Homemade Triple Wall Chimney Pipe

A homesteader asks whether he could use galvanized steel pipe to make a triple-wall chimney pipe.

| January/February 1983

  • triple wall chimney pipe - sections of galvanized steel pipe
    Although we've always supported the DIY ethos, you shouldn't try to make a triple wall chimney pipe by nesting pipes inside each other.
    Illustration by Fotolia/withGod

  • triple wall chimney pipe - sections of galvanized steel pipe

I'm using a slow-burn furnace/add-on woodstove, and I was wondering whether it would be possible to substitute ordinary galvanized heating duct — of 6", 7", and 8" ... or 6", 8",  and 10" in diameter — for triple-wall pipe. I thought this might be possible, as to my knowledge all triple-wall pipe consists of three different diameters of pipe with air spaces between them. However, I'm not sure that galvanized metal could handle the high temperature, and I'm concerned that the coating on the inside of the pipe would be a problem. I also imagine that you'd have to shim the pipes evenly apart to avoid getting hot or cold spots. Is my idea feasible?
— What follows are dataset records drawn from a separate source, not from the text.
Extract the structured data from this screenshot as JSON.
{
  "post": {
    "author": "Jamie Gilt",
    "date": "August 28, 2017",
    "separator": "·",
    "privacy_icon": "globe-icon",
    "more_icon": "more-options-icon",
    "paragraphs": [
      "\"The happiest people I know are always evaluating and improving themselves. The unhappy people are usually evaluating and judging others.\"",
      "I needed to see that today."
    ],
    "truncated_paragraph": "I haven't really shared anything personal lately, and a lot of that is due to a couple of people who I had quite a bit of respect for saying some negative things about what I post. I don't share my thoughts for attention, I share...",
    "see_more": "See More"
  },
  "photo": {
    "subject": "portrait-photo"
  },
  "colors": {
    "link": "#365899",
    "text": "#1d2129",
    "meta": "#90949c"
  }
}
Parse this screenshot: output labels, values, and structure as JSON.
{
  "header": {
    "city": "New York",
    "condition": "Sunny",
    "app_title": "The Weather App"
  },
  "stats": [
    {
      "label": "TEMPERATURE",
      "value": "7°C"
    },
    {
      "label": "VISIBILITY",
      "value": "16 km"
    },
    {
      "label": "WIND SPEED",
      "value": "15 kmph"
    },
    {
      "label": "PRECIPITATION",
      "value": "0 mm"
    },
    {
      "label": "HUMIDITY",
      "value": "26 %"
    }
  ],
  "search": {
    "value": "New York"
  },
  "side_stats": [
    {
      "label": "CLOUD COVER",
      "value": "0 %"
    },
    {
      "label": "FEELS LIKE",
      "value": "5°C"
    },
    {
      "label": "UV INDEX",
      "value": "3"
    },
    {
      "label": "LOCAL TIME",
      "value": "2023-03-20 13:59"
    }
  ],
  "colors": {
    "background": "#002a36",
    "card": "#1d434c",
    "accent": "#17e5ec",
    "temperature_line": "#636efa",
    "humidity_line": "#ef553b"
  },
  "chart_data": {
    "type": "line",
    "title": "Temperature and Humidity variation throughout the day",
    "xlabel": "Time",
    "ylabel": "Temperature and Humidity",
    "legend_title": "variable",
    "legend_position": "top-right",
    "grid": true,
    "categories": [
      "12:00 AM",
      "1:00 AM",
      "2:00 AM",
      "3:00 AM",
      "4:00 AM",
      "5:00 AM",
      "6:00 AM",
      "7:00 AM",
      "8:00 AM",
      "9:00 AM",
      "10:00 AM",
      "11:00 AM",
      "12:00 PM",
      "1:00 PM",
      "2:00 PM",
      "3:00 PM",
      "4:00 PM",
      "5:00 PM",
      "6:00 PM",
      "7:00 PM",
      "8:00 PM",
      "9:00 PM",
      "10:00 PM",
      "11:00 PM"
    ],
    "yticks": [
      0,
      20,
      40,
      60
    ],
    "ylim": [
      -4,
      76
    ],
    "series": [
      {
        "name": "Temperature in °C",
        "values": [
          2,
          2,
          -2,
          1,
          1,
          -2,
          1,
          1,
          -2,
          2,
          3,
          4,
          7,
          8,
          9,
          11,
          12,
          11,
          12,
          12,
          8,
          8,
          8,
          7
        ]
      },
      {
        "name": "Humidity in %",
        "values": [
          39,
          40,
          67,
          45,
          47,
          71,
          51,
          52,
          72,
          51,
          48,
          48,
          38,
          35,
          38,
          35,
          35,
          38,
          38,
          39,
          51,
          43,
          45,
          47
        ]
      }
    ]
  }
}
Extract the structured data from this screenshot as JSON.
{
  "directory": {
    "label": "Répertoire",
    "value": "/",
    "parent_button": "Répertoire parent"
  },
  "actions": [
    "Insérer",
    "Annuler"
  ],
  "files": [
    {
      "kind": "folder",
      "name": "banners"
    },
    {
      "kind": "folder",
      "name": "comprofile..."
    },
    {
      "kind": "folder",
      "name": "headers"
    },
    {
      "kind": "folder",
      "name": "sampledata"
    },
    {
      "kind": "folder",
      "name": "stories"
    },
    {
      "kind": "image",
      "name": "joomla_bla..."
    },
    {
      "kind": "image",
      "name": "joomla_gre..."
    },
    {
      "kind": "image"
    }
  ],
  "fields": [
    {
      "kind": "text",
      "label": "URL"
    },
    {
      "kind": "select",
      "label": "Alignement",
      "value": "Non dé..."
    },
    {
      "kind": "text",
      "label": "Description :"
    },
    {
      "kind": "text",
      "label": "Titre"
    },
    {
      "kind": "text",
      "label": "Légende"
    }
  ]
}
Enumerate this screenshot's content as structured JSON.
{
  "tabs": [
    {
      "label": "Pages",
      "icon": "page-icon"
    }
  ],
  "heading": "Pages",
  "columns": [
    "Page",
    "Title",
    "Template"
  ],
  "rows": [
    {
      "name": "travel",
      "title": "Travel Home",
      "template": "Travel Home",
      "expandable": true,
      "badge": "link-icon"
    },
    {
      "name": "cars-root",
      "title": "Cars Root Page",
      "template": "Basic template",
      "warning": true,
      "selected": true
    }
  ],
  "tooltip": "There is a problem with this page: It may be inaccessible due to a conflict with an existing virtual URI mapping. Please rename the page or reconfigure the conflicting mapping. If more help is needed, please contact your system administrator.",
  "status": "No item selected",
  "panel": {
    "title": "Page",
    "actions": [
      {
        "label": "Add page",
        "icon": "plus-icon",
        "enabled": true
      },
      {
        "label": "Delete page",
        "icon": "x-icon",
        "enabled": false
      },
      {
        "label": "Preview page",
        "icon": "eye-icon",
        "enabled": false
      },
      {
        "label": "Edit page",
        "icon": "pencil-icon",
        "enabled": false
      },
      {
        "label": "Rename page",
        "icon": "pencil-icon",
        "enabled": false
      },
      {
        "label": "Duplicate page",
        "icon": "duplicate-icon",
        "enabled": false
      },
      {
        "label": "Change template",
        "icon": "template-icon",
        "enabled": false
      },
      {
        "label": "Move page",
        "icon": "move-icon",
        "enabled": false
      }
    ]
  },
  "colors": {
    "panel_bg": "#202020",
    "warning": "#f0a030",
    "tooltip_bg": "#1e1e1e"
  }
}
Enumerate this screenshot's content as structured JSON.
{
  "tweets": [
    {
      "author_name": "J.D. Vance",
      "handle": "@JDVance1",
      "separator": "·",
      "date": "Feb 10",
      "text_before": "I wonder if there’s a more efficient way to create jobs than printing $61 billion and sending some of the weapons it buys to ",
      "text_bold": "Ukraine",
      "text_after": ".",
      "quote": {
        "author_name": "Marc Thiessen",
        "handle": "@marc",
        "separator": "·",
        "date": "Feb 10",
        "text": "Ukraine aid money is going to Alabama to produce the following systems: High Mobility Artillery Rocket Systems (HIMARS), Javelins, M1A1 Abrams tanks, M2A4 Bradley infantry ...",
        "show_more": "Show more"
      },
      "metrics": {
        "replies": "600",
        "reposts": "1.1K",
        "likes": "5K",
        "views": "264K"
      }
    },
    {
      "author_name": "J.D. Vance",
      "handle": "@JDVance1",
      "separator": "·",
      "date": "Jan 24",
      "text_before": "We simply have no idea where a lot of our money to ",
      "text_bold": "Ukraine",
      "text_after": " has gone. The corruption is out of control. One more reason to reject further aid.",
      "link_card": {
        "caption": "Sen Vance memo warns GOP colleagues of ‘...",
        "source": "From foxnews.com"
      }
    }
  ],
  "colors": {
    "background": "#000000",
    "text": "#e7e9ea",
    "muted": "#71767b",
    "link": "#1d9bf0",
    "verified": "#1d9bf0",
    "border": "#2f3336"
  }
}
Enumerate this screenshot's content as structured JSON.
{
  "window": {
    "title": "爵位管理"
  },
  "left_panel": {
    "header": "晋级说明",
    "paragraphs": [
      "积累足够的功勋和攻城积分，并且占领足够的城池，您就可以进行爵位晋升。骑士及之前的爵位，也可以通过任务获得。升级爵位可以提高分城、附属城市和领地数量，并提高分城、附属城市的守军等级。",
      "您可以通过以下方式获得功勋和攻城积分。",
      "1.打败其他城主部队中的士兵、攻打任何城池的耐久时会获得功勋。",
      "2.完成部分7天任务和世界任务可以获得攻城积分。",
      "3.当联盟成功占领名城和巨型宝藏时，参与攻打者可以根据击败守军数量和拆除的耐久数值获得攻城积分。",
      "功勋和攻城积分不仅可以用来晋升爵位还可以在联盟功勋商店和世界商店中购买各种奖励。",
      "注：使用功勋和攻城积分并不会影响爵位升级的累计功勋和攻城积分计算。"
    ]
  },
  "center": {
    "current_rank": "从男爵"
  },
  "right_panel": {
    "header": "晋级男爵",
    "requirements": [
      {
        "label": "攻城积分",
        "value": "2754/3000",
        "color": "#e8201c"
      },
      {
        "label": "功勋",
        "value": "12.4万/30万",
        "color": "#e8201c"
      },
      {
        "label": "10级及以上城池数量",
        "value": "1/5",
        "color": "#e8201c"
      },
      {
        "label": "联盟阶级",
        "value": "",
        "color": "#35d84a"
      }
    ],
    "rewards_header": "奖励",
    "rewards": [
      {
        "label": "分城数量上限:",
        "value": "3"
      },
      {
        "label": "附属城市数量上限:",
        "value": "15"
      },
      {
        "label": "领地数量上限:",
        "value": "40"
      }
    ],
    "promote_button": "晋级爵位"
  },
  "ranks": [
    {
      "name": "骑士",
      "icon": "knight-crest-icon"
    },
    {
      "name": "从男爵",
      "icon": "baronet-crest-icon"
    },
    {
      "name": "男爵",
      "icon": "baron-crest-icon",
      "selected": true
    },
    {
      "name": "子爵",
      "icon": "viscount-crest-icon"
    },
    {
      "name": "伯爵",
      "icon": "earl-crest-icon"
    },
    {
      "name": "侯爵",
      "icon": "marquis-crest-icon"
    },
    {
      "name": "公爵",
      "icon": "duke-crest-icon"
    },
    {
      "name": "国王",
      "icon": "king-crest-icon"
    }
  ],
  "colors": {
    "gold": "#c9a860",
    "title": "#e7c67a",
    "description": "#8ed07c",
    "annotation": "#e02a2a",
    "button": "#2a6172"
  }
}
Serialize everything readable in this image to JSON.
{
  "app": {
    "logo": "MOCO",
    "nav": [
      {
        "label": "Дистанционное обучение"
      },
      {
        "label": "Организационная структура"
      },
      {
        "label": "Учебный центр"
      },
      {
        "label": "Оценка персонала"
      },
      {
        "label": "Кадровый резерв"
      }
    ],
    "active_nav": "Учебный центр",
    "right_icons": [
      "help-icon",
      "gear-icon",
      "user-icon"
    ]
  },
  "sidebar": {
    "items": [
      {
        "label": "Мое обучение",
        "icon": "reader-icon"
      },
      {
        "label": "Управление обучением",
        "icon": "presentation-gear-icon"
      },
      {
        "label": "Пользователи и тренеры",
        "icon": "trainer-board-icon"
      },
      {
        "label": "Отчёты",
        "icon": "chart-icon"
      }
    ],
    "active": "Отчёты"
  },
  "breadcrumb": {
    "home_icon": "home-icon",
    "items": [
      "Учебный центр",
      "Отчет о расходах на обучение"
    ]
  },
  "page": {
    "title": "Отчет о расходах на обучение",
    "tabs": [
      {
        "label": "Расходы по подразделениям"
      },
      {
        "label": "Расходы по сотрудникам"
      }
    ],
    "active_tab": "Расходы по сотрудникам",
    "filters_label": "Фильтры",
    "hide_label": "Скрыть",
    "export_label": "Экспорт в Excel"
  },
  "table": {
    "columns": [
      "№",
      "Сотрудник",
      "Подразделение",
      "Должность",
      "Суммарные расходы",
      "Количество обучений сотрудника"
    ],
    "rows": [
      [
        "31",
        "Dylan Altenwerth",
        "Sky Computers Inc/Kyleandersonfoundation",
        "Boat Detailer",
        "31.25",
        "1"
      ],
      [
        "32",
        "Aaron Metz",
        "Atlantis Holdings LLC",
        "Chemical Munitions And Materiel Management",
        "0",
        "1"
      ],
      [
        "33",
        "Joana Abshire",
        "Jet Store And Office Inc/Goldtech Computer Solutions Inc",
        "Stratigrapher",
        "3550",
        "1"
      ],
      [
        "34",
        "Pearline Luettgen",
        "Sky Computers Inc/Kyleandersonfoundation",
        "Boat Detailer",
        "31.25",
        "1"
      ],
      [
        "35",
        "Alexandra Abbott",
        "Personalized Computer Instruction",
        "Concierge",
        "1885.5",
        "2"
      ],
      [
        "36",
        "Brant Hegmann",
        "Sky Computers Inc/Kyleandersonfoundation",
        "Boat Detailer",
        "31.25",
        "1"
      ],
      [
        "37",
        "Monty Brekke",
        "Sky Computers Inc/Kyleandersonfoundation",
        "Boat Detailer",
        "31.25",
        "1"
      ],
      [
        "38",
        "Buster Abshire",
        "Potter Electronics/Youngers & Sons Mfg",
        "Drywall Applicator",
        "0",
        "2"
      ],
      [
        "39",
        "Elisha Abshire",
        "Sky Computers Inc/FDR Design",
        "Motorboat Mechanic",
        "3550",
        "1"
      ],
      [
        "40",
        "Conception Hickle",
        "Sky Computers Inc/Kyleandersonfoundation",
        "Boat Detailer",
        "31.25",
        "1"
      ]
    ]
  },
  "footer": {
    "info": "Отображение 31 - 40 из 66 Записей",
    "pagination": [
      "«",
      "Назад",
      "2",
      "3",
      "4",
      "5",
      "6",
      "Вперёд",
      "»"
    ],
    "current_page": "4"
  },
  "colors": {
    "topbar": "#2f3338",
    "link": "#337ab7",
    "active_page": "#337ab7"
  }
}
The homemade triple-wall chimney pipe you are considering could work for a while, in principle, but I strongly advise against your trying it. Your worries about the durability of galvanized steel pipe as a flue liner are justified. Although the melting point of the steel is adequately high, the galvanic coating could be melted and/or vaporized. The steel would then be susceptible to gradual high-temperature oxidation or burnout, and to acid corrosion from the presence of wet creosote.

In addition, you wouldn't know what clearances, from the outside of the chimney to nearby combustibles, would be safe. Listed prefabricated chimneys are all tested to determine safe clearances (two inches is the typical figure). And subtleties such as the amount of air leakage and flow at the joints, the thermal conductance of spacers or shims (which are necessary to avoid hot spots, as you guessed), and infrared emissivity of the pipe surfaces can all affect the outside temperature of the chimney. You'd also have to estimate and allow for the substantial thermal expansion (as much as 1/4" to 1/2" in a three-foot length of chimney) of the inner liner.

Therefore, I recommend using a prefabricated or masonry chimney rather than a do-it-yourself arrangement.

Jay Shelton is the director of Shelton Energy Research, and the author of three books and many articles on solid fuel heating.